Ewan McGregor is Jonathan McQuarry in Deception, a lonely, New York City bottom feeder nerdy accountant for hire at mega-corporations, who’s fixated on the symmetry and order of the numbers he tabulates daily. He’s the sort of outside-looking-in guy who often has subway doors slamming in his face. And the most adventurous moment in his life to which he confesses, is dialing a phone sex line and ending up paying minute by exorbitant minute, to give the female at the other end a half hour of tax advice.
One day, jovial ladies man patrician lawyer Wyatt Bose (Hugh Jackman) rather aggressively strolls into McQuarry’s life at work, and cultivates his friendship by sharing a joint, then a tennis game, and finally a succession of horny, high IQ Wall Street women who are part of a secret sex ring around town.
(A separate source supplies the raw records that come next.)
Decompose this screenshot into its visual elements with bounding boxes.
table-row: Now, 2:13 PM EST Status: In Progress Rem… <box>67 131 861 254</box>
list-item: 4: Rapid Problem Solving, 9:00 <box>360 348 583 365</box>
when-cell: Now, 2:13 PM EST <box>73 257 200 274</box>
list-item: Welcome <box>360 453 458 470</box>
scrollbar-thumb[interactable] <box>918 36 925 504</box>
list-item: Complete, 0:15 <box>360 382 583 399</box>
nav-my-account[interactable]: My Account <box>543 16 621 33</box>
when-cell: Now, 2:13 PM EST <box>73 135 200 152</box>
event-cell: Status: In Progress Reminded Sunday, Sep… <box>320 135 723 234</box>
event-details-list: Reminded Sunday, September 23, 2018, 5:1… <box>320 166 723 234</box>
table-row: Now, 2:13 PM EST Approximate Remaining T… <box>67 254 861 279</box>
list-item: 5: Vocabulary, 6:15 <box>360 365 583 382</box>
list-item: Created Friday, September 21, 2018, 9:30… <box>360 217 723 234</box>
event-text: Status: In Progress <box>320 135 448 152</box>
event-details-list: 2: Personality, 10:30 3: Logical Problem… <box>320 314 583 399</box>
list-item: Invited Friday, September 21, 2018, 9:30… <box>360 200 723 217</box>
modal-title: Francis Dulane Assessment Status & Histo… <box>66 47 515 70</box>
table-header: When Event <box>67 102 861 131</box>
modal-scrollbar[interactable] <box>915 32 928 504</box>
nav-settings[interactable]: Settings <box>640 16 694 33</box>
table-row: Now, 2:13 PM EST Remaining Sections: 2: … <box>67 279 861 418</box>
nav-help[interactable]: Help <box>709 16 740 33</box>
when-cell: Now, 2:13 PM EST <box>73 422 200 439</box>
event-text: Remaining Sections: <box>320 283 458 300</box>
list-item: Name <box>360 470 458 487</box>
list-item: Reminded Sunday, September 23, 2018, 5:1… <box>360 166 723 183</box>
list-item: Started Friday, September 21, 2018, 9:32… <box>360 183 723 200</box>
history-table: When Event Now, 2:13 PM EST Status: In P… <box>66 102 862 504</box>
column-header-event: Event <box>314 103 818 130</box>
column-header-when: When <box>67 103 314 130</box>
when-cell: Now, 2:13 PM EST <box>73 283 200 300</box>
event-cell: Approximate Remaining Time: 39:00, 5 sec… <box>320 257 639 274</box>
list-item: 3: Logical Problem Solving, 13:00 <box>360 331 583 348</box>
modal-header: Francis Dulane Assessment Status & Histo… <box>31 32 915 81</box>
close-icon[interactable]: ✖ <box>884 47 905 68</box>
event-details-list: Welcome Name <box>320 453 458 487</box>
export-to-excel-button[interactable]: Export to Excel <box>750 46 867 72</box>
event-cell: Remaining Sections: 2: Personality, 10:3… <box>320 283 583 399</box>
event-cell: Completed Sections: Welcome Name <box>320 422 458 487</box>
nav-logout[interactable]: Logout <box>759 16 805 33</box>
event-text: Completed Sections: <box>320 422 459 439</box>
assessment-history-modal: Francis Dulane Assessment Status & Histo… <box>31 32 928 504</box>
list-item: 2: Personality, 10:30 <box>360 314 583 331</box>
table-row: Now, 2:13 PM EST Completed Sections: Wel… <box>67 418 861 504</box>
Before long, McQuarry has descended into an indiscriminate and compulsive pattern of promiscuity and debauchery. Until he becomes hopelessly infatuated with sex club member “S” (Michelle Williams), a secretive, accommodating blonde who has femme fatale written all over her. But McQuarry is so taken with “S,” that all he wants to do is share sandwiches and small talk with her.
Without giving much more away, these three characters end up in a treacherous triangle ruled by multiple seductions involving erotic and also emotional same-sex entrapments, as well as interchangeable identities and split personalities. But Deception suffers from a serious identity crisis of its own, alternating between a love story, a sexy noir, and a psychological crime caper, and failing to settle sufficiently on any one of these competing narrative strands. And last but far from least, an over-achieving malevolent mastermind who’s such a genius at circuitous schemes to get other people to commit crimes on his behalf, that the greatest mystery in Deception, may be why he can’t just think up ways to simply do the dirty work himself to begin with.